Onların yanında çocuk oyuncular çok daha iyiydi bu arada. Ban Ji Eum'ın bir önceki hayatındaki hali olan 12 yaşındaki Yoon Ju Won'ı canlandıran oyuncu ile Moon Seo Ha'nın 9 yaşındaki halini canlandıran oyuncu arasındaki kimya çok daha tutmuştu yani düşünün. Ya da Ban Ji Eum'ın 9-10 yaşlarındaki halini canlandıran çocuk oyuncunun - ki baya bir yerde oynadığını görebiliriz - performansı dizinin en iyilerindendi.
Oyuncuların performansları konusunda böyle düşünmemin yanı sıra hikayenin ilk başta sorguladığı şeylerden sonra ve eski hayatlarına dair flashbacklerle, anılarla, düşünceleriyle, hissettikleriyle ilgili şeylerin çok güzel anlatıldığını söyleyebilirim. Ama hikayenin gidişatı ve gizemlerin çözülmesi konusunda çok da başarılı olmadığını belirtmem gerek. Hele ki bu önceki hayatımızda kanlı bıçaklı büyük bir kader anı yaşadık, ondan sonra lanetlendik muhabbetini bu diziden sonra tekrar tekrar önümde görmeye başlayınca biraz daha fazla soğudum.
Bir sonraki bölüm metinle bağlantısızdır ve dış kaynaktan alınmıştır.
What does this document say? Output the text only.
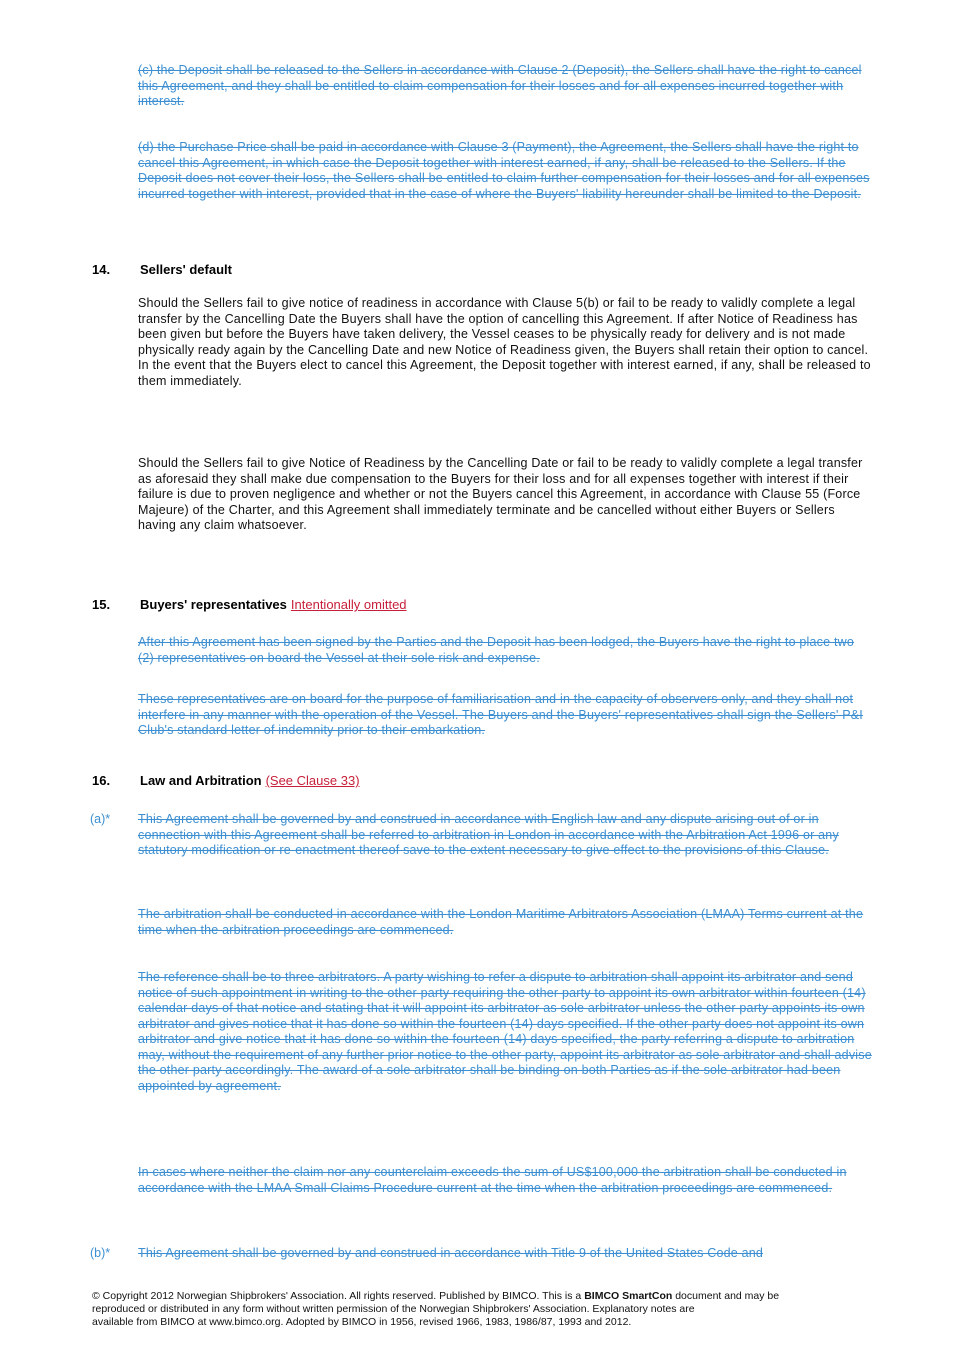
(c) the Deposit shall be released to the Sellers in accordance with Clause 2 (Deposit), the Sellers shall have the right to cancel this Agreement, and they shall be entitled to claim compensation for their losses and for all expenses incurred together with interest.
(d) the Purchase Price shall be paid in accordance with Clause 3 (Payment), the Agreement, the Sellers shall have the right to cancel this Agreement, in which case the Deposit together with interest earned, if any, shall be released to the Sellers. If the Deposit does not cover their loss, the Sellers shall be entitled to claim further compensation for their losses and for all expenses incurred together with interest, provided that in the case of where the Buyers' liability hereunder shall be limited to the Deposit.
14. Sellers' default
Should the Sellers fail to give notice of readiness in accordance with Clause 5(b) or fail to be ready to validly complete a legal transfer by the Cancelling Date the Buyers shall have the option of cancelling this Agreement. If after Notice of Readiness has been given but before the Buyers have taken delivery, the Vessel ceases to be physically ready for delivery and is not made physically ready again by the Cancelling Date and new Notice of Readiness given, the Buyers shall retain their option to cancel. In the event that the Buyers elect to cancel this Agreement, the Deposit together with interest earned, if any, shall be released to them immediately.
Should the Sellers fail to give Notice of Readiness by the Cancelling Date or fail to be ready to validly complete a legal transfer as aforesaid they shall make due compensation to the Buyers for their loss and for all expenses together with interest if their failure is due to proven negligence and whether or not the Buyers cancel this Agreement, in accordance with Clause 55 (Force Majeure) of the Charter, and this Agreement shall immediately terminate and be cancelled without either Buyers or Sellers having any claim whatsoever.
15. Buyers' representatives Intentionally omitted
After this Agreement has been signed by the Parties and the Deposit has been lodged, the Buyers have the right to place two (2) representatives on board the Vessel at their sole risk and expense.
These representatives are on board for the purpose of familiarisation and in the capacity of observers only, and they shall not interfere in any manner with the operation of the Vessel. The Buyers and the Buyers' representatives shall sign the Sellers' P&I Club's standard letter of indemnity prior to their embarkation.
16. Law and Arbitration (See Clause 33)
(a)* This Agreement shall be governed by and construed in accordance with English law and any dispute arising out of or in connection with this Agreement shall be referred to arbitration in London in accordance with the Arbitration Act 1996 or any statutory modification or re-enactment thereof save to the extent necessary to give effect to the provisions of this Clause.
The arbitration shall be conducted in accordance with the London Maritime Arbitrators Association (LMAA) Terms current at the time when the arbitration proceedings are commenced.
The reference shall be to three arbitrators. A party wishing to refer a dispute to arbitration shall appoint its arbitrator and send notice of such appointment in writing to the other party requiring the other party to appoint its own arbitrator within fourteen (14) calendar days of that notice and stating that it will appoint its arbitrator as sole arbitrator unless the other party appoints its own arbitrator and gives notice that it has done so within the fourteen (14) days specified. If the other party does not appoint its own arbitrator and give notice that it has done so within the fourteen (14) days specified, the party referring a dispute to arbitration may, without the requirement of any further prior notice to the other party, appoint its arbitrator as sole arbitrator and shall advise the other party accordingly. The award of a sole arbitrator shall be binding on both Parties as if the sole arbitrator had been appointed by agreement.
In cases where neither the claim nor any counterclaim exceeds the sum of US$100,000 the arbitration shall be conducted in accordance with the LMAA Small Claims Procedure current at the time when the arbitration proceedings are commenced.
(b)* This Agreement shall be governed by and construed in accordance with Title 9 of the United States Code and
© Copyright 2012 Norwegian Shipbrokers' Association. All rights reserved. Published by BIMCO. This is a BIMCO SmartCon document and may be
reproduced or distributed in any form without written permission of the Norwegian Shipbrokers' Association. Explanatory notes are
available from BIMCO at www.bimco.org. Adopted by BIMCO in 1956, revised 1966, 1983, 1986/87, 1993 and 2012.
Bu dizideki o büyük kadersel ana olaydan da çünkü o kadar hazzetmemiştim. Öyle ahım şahım bir önemli bir olay değildi, dizi boyunca muhteşem görüntülerle (tablo gibi - görüntü yönetmeninin eline sağlık) flashbackler verip verip beklentiyi yükselttikten sonra haa bu muymuş olup biten dedirtmesi akıllara ziyandı. Ana karakterimiz neden 19 seferdir yeniden doğup, her birini de hatırlıyor veya madem o kadar büyük bir olaydı neden o ilk hayatını hatırlamıyor hiçbir seferinde ya da tüm bunlara nasıl son verebilir'in cevapları çok çocuk oyuncağı gibi oldu. Haa iyi o zaman dedim. Yani geneline baktığımda bana yalnızca Shin Hye Sun ile çocuk oyuncuların ve geçmiş yaşamlardaki oyuncularla geçmiş yaşam sahnelerinin keyif verdiği ve duygulandırdığı ama tamamına baktığımda aslında çok da izlememem gerek olmadığını anladığım bir diziydi "See You In My 19th Life".
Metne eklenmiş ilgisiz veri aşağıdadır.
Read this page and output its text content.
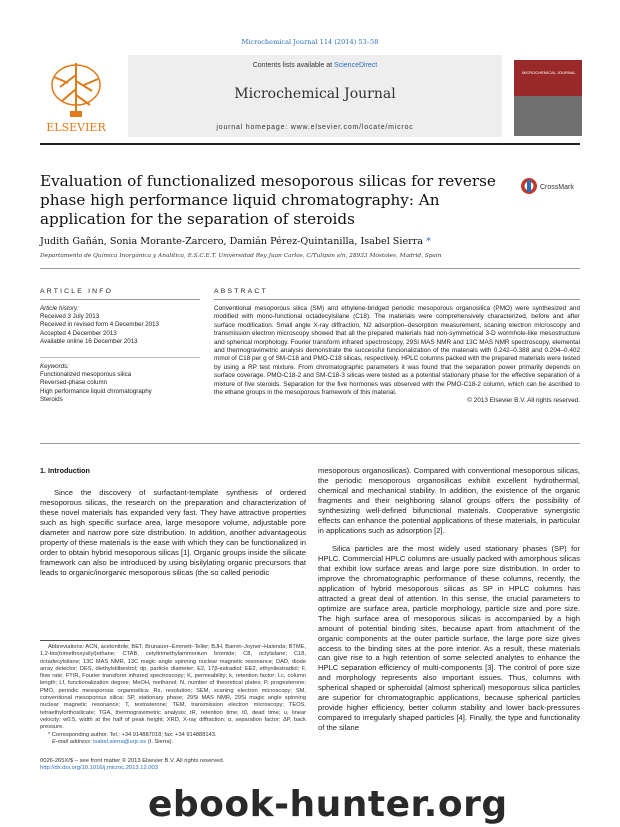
Microchemical Journal 114 (2014) 53–58
Contents lists available at ScienceDirect
Microchemical Journal
journal homepage: www.elsevier.com/locate/microc
ELSEVIER
MICROCHEMICAL JOURNAL
Evaluation of functionalized mesoporous silicas for reverse phase high performance liquid chromatography: An application for the separation of steroids
CrossMark
Judith Gañán, Sonia Morante-Zarcero, Damián Pérez-Quintanilla, Isabel Sierra *
Departamento de Química Inorgánica y Analítica, E.S.C.E.T, Universidad Rey Juan Carlos, C/Tulipán s/n, 28933 Móstoles, Madrid, Spain
ARTICLE INFO	ABSTRACT
Article history:
Received 3 July 2013
Received in revised form 4 December 2013
Accepted 4 December 2013
Available online 16 December 2013
Keywords:
Functionalized mesoporous silica
Reversed-phase column
High performance liquid chromatography
Steroids
Conventional mesoporous silica (SM) and ethylene-bridged periodic mesoporous organosilica (PMO) were synthesized and modified with mono-functional octadecylsilane (C18). The materials were comprehensively characterized, before and after surface modification. Small angle X-ray diffraction, N2 adsorption–desorption measurement, scaning electron microscopy and transmission electron microscopy showed that all the prepared materials had non-symmetrical 3-D wormhole-like mesostructure and spherical morphology. Fourier transform infrared spectroscopy, 29Si MAS NMR and 13C MAS NMR spectroscopy, elemental and thermogravimetric analysis demonstrate the successful funcionalization of the materials with 0.242–0.388 and 0.204–0.402 mmol of C18 per g of SM-C18 and PMO-C18 silicas, respectively. HPLC columns packed with the prepared materials were tested by using a RP test mixture. From chromatographic parameters it was found that the separation power primarily depends on surface coverage. PMO-C18-2 and SM-C18-3 silicas were tested as a potential stationary phase for the effective separation of a mixture of five steroids. Separation for the five hormones was observed with the PMO-C18-2 column, which can be ascribed to the ethane groups in the mesoporous framework of this material.
© 2013 Elsevier B.V. All rights reserved.
1. Introduction
Since the discovery of surfactant-template synthesis of ordered mesoporous silicas, the research on the preparation and characterization of these novel materials has expanded very fast. They have attractive properties such as high specific surface area, large mesopore volume, adjustable pore diameter and narrow pore size distribution. In addition, another advantageous property of these materials is the ease with which they can be functionalized in order to obtain hybrid mesoporous silicas [1]. Organic groups inside the silicate framework can also be introduced by using bisilylating organic precursors that leads to organic/inorganic mesoporous silicas (the so called periodic
mesoporous organosilicas). Compared with conventional mesoporous silicas, the periodic mesoporous organosilicas exhibit excellent hydrothermal, chemical and mechanical stability. In addition, the existence of the organic fragments and their neighboring silanol groups offers the possibility of synthesizing well-defined bifunctional materials. Cooperative synergistic effects can enhance the potential applications of these materials, in particular in applications such as adsorption [2].
Silica particles are the most widely used stationary phases (SP) for HPLC. Commercial HPLC columns are usually packed with amorphous silicas that exhibit low surface areas and large pore size distribution. In order to improve the chromatographic performance of these columns, recently, the application of hybrid mesoporous silicas as SP in HPLC columns has attracted a great deal of attention. In this sense, the crucial parameters to optimize are surface area, particle morphology, particle size and pore size. The high surface area of mesoporous silicas is accompanied by a high amount of potential binding sites, because apart from attachment of the organic components at the outer particle surface, the large pore size gives access to the binding sites at the pore interior. As a result, these materials can give rise to a high retention of some selected analytes to enhance the HPLC separation efficiency of multi-components [3]. The control of pore size and morphology represents also important issues. Thus, columns with spherical shaped or spheroidal (almost spherical) mesoporous silica particles are superior for chromatographic applications, because spherical particles provide higher efficiency, better column stability and lower back-pressures compared to irregularly shaped particles [4]. Finally, the type and functionality of the silane
Abbreviations: ACN, acetonitrile; BET, Brunauer–Emmett–Teller; BJH, Barret–Joyner–Halenda; BTME, 1,2-bis(trimethoxysilyl)ethane; CTAB, cetyltrimethylammonium bromide; C8, octylsilane; C18, octadecylsilane; 13C MAS NMR, 13C magic angle spinning nuclear magnetic resonance; DAD, diode array detector; DES, diethylstilbestrol; dp, particle diameter; E2, 17β-estradiol; EE2, ethynilestradiol; F, flow rate; FTIR, Fourier transform infrared spectroscopy; K, permeability; k, retention factor; Lc, column length; Lf, functionalization degree; MeOH, methanol; N, number of theoretical plates; P, progesterone; PMO, periodic mesoporous organosilica; Rs, resolution; SEM, scaning electron microscopy; SM, conventional mesoporous silica; SP, stationary phase; 29Si MAS NMR, 29Si magic angle spinning nuclear magnetic resonance; T, testosterone; TEM, transmission electron microscopy; TEOS, tetraethylorthosilicate; TGA, thermogravimetric analysis; tR, retention time; t0, dead time; u, linear velocity; w0.5, width at the half of peak height; XRD, X-ray diffraction; α, separation factor; ΔP, back pressure.
* Corresponding author. Tel.: +34 914887018; fax: +34 914888143.
E-mail address: isabel.sierra@urjc.es (I. Sierra).
0026-265X/$ – see front matter © 2013 Elsevier B.V. All rights reserved.
http://dx.doi.org/10.1016/j.microc.2013.12.003
ebook-hunter.org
Tek bir sahne var yalnız aklımda. İzlediğim diziler arasında kalbimde benimle yaşayacak sahnelere bir yenisi olarak eklenen. Ban Ji Eum'ın bir koridorda yürürken arkasında geçmiş yaşamlarındaki hallerinin belirdiği ve hepsinin bir arada yürüdüğü. O sahneyi izlerken hissettiklerimi hiçbir şekilde anlatamam. Öyle bir sahneyi çekebilen bir ekibinin dizinin tümünü de başarılı yapamamış olmasını ise hiç anlayamıyorum.